The holiday season is finally upon us, meaning over the coming weeks many of you will have time to kill in airports, doing airport-y things like eating extremely expensive stale bagels, shuffling through security like a shoeless criminal, sitting in chairs and looking at nothing in particular, doing something on your phone, or drinking too much at an awful bar and then feeling sick on your flight. But what if there was a better way to spend your time while waiting for your flight? What if you could meet someone—wait for it—at the airport?
Those were the thoughts of MeetAtTheAirport.com founder Steve Pasternack, who also runs the dating site 7orBetter.com, which is for women who want huge cocks and guys who have huge cocks, and SugarDaddie.com, one of the many online dating services aimed at men looking for
prostitutes women who will trade a hummer for fancy earrings. According to a press release I just got, “The idea for the site was born when a delayed flight left him stranded at Miami Airport: ‘I noticed a lot of people at the bar looking for something to do, and I thought it’d be great if I could get them to meet each other.’”
A website that allows you to meet people who share nothing in common with you except for physically occupying the same large unpleasant building on their way to somewhere they would rather be is obviously a great idea. But what really makes this website a nonstop flight (airport humor!) to good times is how much it hints at the “possibilities” of meeting a stranger in an airport. You know what I’m talking about.
“Share a drink with an attractive stranger in the totally safe environment of a public airport,” reads the copy on the site’s home page. “Perhaps, share a brunch or romantic dinner while waiting for your flight and explore the enticing possibilities that are presented to you. Romance, friendship, travel companion, networking… The possibilities are endless. If you’re tired of reading a magazine while waiting for your flight, don’t hesitate, register now.”
I heard about MeetAtTheAirport.com because of that aforementioned press release, which announced that thanks to holiday season airport delays, traffic was up 625 percent. A PR blast like that makes them sound desperate for any type of coverage, which makes sense, as Pasternack seems to be a firm subscriber to the “there’s no such thing as bad publicity” school of thought. A few months ago—shortly after Edward Snowden left the Moscow airport after a month-long stay—he announced that he was formally offering the whistleblower a job as the site’s spokesperson.

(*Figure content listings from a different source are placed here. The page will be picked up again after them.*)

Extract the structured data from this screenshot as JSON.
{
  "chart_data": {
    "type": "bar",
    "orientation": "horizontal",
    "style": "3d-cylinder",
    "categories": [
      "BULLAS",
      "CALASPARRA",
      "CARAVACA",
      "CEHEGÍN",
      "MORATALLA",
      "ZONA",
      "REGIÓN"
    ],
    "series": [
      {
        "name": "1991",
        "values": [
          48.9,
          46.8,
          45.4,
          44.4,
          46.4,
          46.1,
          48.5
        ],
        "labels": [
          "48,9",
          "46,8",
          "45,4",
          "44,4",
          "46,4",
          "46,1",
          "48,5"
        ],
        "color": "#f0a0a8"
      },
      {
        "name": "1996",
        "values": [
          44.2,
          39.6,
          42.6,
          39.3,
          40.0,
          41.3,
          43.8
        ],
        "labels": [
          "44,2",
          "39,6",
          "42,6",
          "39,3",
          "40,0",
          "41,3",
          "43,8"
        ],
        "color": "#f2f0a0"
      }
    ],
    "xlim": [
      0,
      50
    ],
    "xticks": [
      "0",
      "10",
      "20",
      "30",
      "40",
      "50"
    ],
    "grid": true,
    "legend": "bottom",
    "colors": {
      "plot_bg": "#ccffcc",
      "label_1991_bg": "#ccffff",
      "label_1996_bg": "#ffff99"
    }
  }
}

Despite this foolproof marketing technique, MeetAtTheAirport.com has so far struggled, because, no shit, if you want to meet someone at the airport you can just go over to them and be like, “Hey, where’re you goin’?” without the help of a website. But also—and I cannot emphasize this enough—even if the average airport person wanted to meet other airport people, and even if they wanted to use a website to do so, MeetAtTheAirport.com would not be that website, because it is awful.

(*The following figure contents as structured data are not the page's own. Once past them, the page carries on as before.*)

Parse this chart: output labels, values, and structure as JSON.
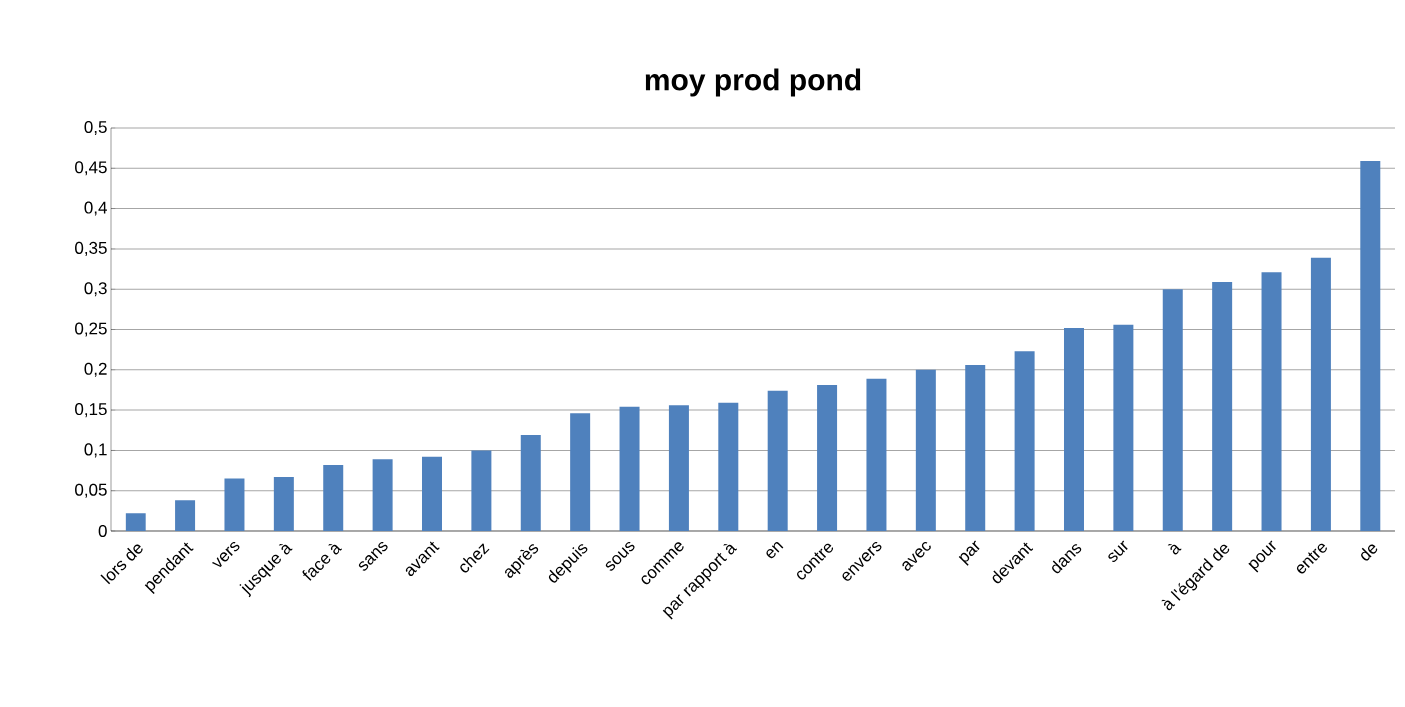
{
  "chart_data": {
    "type": "bar",
    "title": "moy prod pond",
    "categories": [
      "lors de",
      "pendant",
      "vers",
      "jusque à",
      "face à",
      "sans",
      "avant",
      "chez",
      "après",
      "depuis",
      "sous",
      "comme",
      "par rapport à",
      "en",
      "contre",
      "envers",
      "avec",
      "par",
      "devant",
      "dans",
      "sur",
      "à",
      "à l'égard de",
      "pour",
      "entre",
      "de"
    ],
    "values": [
      0.022,
      0.038,
      0.065,
      0.067,
      0.082,
      0.089,
      0.092,
      0.1,
      0.119,
      0.146,
      0.154,
      0.156,
      0.159,
      0.174,
      0.181,
      0.189,
      0.2,
      0.206,
      0.223,
      0.252,
      0.256,
      0.3,
      0.309,
      0.321,
      0.339,
      0.459
    ],
    "color": "#4f81bd",
    "ylim": [
      0,
      0.5
    ],
    "yticks": [
      0,
      {
        "value": 0.05,
        "label": "0,05"
      },
      {
        "value": 0.1,
        "label": "0,1"
      },
      {
        "value": 0.15,
        "label": "0,15"
      },
      {
        "value": 0.2,
        "label": "0,2"
      },
      {
        "value": 0.25,
        "label": "0,25"
      },
      {
        "value": 0.3,
        "label": "0,3"
      },
      {
        "value": 0.35,
        "label": "0,35"
      },
      {
        "value": 0.4,
        "label": "0,4"
      },
      {
        "value": 0.45,
        "label": "0,45"
      },
      {
        "value": 0.5,
        "label": "0,5"
      }
    ],
    "grid": "y"
  }
}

When you log onto MeetAtTheAirport.com, you’re greeted by a page that seems to come from an earlier era of the internet. An era when just being online was pretty cool and exciting, when a grid of faces under a “Members From Around The World” heading would have made you think, Wow, I bet someday people will use something like this all the time! I mean, they’ll only use it when the interface improves, obviously, and they figure out a way to show only the profiles of people who I would want to interact with or are physically near me. But someday!

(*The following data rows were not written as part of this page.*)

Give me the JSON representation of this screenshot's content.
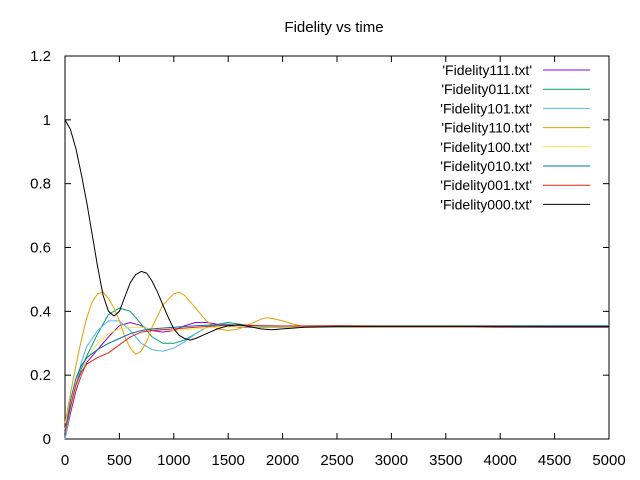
{
  "chart_data": {
    "type": "line",
    "title": "Fidelity vs time",
    "xlabel": "",
    "ylabel": "",
    "xlim": [
      0,
      5000
    ],
    "ylim": [
      0,
      1.2
    ],
    "xticks": [
      0,
      500,
      1000,
      1500,
      2000,
      2500,
      3000,
      3500,
      4000,
      4500,
      5000
    ],
    "yticks": [
      0,
      0.2,
      0.4,
      0.6,
      0.8,
      1,
      1.2
    ],
    "grid": false,
    "legend_position": "top-right",
    "series": [
      {
        "name": "'Fidelity111.txt'",
        "color": "#9400d3",
        "x": [
          0,
          50,
          100,
          150,
          200,
          300,
          400,
          500,
          600,
          700,
          800,
          900,
          1000,
          1100,
          1200,
          1300,
          1400,
          1500,
          1600,
          1800,
          2000,
          2500,
          3000,
          3500,
          4000,
          4500,
          5000
        ],
        "y": [
          0.0,
          0.08,
          0.15,
          0.2,
          0.24,
          0.28,
          0.32,
          0.355,
          0.365,
          0.355,
          0.34,
          0.335,
          0.34,
          0.355,
          0.365,
          0.365,
          0.36,
          0.355,
          0.35,
          0.35,
          0.352,
          0.352,
          0.352,
          0.352,
          0.35,
          0.35,
          0.35
        ]
      },
      {
        "name": "'Fidelity011.txt'",
        "color": "#009e73",
        "x": [
          0,
          50,
          100,
          150,
          200,
          300,
          400,
          500,
          600,
          700,
          800,
          900,
          1000,
          1100,
          1200,
          1300,
          1400,
          1500,
          1600,
          1800,
          2000,
          2500,
          3000,
          3500,
          4000,
          4500,
          5000
        ],
        "y": [
          0.03,
          0.1,
          0.17,
          0.22,
          0.26,
          0.33,
          0.39,
          0.41,
          0.4,
          0.36,
          0.32,
          0.3,
          0.3,
          0.31,
          0.33,
          0.35,
          0.36,
          0.365,
          0.36,
          0.35,
          0.35,
          0.355,
          0.355,
          0.355,
          0.355,
          0.355,
          0.355
        ]
      },
      {
        "name": "'Fidelity101.txt'",
        "color": "#56b4e9",
        "x": [
          0,
          50,
          100,
          150,
          200,
          300,
          400,
          500,
          600,
          700,
          800,
          900,
          1000,
          1100,
          1200,
          1300,
          1400,
          1500,
          1600,
          1800,
          2000,
          2500,
          3000,
          3500,
          4000,
          4500,
          5000
        ],
        "y": [
          0.0,
          0.09,
          0.17,
          0.24,
          0.29,
          0.34,
          0.37,
          0.37,
          0.34,
          0.3,
          0.28,
          0.275,
          0.285,
          0.305,
          0.33,
          0.35,
          0.36,
          0.36,
          0.355,
          0.35,
          0.35,
          0.352,
          0.352,
          0.352,
          0.352,
          0.352,
          0.352
        ]
      },
      {
        "name": "'Fidelity110.txt'",
        "color": "#e69f00",
        "x": [
          0,
          50,
          100,
          150,
          200,
          250,
          300,
          350,
          400,
          450,
          500,
          550,
          600,
          650,
          700,
          750,
          800,
          900,
          1000,
          1050,
          1100,
          1200,
          1300,
          1400,
          1500,
          1600,
          1700,
          1800,
          1850,
          1900,
          2000,
          2100,
          2200,
          2500,
          3000,
          3500,
          4000,
          4500,
          5000
        ],
        "y": [
          0.05,
          0.14,
          0.23,
          0.31,
          0.38,
          0.43,
          0.455,
          0.46,
          0.44,
          0.41,
          0.37,
          0.32,
          0.285,
          0.265,
          0.275,
          0.305,
          0.35,
          0.42,
          0.455,
          0.46,
          0.45,
          0.41,
          0.37,
          0.345,
          0.34,
          0.345,
          0.36,
          0.375,
          0.38,
          0.378,
          0.37,
          0.36,
          0.352,
          0.352,
          0.352,
          0.352,
          0.352,
          0.352,
          0.352
        ]
      },
      {
        "name": "'Fidelity100.txt'",
        "color": "#f0e442",
        "x": [
          0,
          100,
          200,
          300,
          400,
          500,
          600,
          700,
          800,
          1000,
          1200,
          1400,
          1600,
          1800,
          2000,
          2500,
          3000,
          3500,
          4000,
          4500,
          5000
        ],
        "y": [
          0.03,
          0.16,
          0.25,
          0.3,
          0.33,
          0.345,
          0.35,
          0.35,
          0.345,
          0.34,
          0.345,
          0.35,
          0.352,
          0.352,
          0.352,
          0.352,
          0.352,
          0.352,
          0.352,
          0.352,
          0.352
        ]
      },
      {
        "name": "'Fidelity010.txt'",
        "color": "#0072b2",
        "x": [
          0,
          50,
          100,
          150,
          200,
          300,
          400,
          500,
          600,
          700,
          800,
          1000,
          1200,
          1400,
          1600,
          1800,
          2000,
          2500,
          3000,
          3500,
          4000,
          4500,
          5000
        ],
        "y": [
          0.02,
          0.12,
          0.19,
          0.23,
          0.255,
          0.28,
          0.3,
          0.315,
          0.33,
          0.34,
          0.345,
          0.35,
          0.355,
          0.358,
          0.357,
          0.355,
          0.354,
          0.353,
          0.353,
          0.353,
          0.353,
          0.353,
          0.353
        ]
      },
      {
        "name": "'Fidelity001.txt'",
        "color": "#e51e10",
        "x": [
          0,
          50,
          100,
          150,
          200,
          300,
          400,
          500,
          600,
          700,
          800,
          1000,
          1200,
          1400,
          1600,
          1800,
          2000,
          2500,
          3000,
          3500,
          4000,
          4500,
          5000
        ],
        "y": [
          0.02,
          0.1,
          0.17,
          0.21,
          0.235,
          0.255,
          0.27,
          0.295,
          0.32,
          0.335,
          0.34,
          0.345,
          0.35,
          0.355,
          0.357,
          0.355,
          0.354,
          0.355,
          0.353,
          0.353,
          0.353,
          0.352,
          0.352
        ]
      },
      {
        "name": "'Fidelity000.txt'",
        "color": "#000000",
        "x": [
          0,
          50,
          100,
          150,
          200,
          250,
          300,
          350,
          400,
          450,
          500,
          550,
          600,
          650,
          700,
          750,
          800,
          850,
          900,
          950,
          1000,
          1050,
          1100,
          1150,
          1200,
          1300,
          1400,
          1500,
          1600,
          1700,
          1800,
          1900,
          2000,
          2200,
          2500,
          3000,
          3500,
          4000,
          4500,
          5000
        ],
        "y": [
          1.0,
          0.97,
          0.91,
          0.83,
          0.74,
          0.64,
          0.54,
          0.45,
          0.4,
          0.385,
          0.4,
          0.445,
          0.49,
          0.515,
          0.525,
          0.52,
          0.495,
          0.46,
          0.42,
          0.38,
          0.345,
          0.325,
          0.315,
          0.31,
          0.315,
          0.33,
          0.345,
          0.355,
          0.358,
          0.352,
          0.345,
          0.342,
          0.345,
          0.35,
          0.352,
          0.352,
          0.352,
          0.352,
          0.352,
          0.352
        ]
      }
    ]
  }
}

Other features of the site that will remind you of 2003 include this selection of “World News” stories, seemingly picked at random:
This directory of maps of airports, which is the most useful section of the site:
And this forum thread, where people are enthusiastically sharing their favorite airlines with each other:
That thread, by the way, was one of the few I found where people were actually talking to each other. Most of the other threads have only a single sad post, like this one:
Also, you know the “About Me” section that’s a mainstay of every online dating website in the world? The bit where you can write whatever you like in order to inject a little of your own personality into a largely computerized process? MeetAtTheAirport.com does not have that feature. Instead, you can check boxes to signal your interests, which range from “Coffee/Conversation” to “Weights/Machines” to “Political Interests.”
I can’t imagine anyone meeting anyone else on MeetAtTheAirport.com—not only would they have to wade through all those shitty features (or lack thereof), they’d have to be in the same airport at the same time as another MeetAtTheAirport.com user with compatible interests (and/or sexual desires), which seems astronomically unlikely.
But no matter how bad a website MeetAtTheAirport.com is—and it is a terrible, terrible website—isn’t there something ultimately hopeful about it? When we’re at the airport, surrounded by strangers, don’t we feel a tug of loneliness from them that mirrors our own loneliness? Don’t we want to meet them and see if they, too, are interested in Exploring New Places or Religion/Spiritual? Could there be someone in this very terminal, at this very moment, who is not only up for an uncomfortable, soon-to-be-regretted mutual masturbation session in a cramped airport bathroom, but also your soulmate?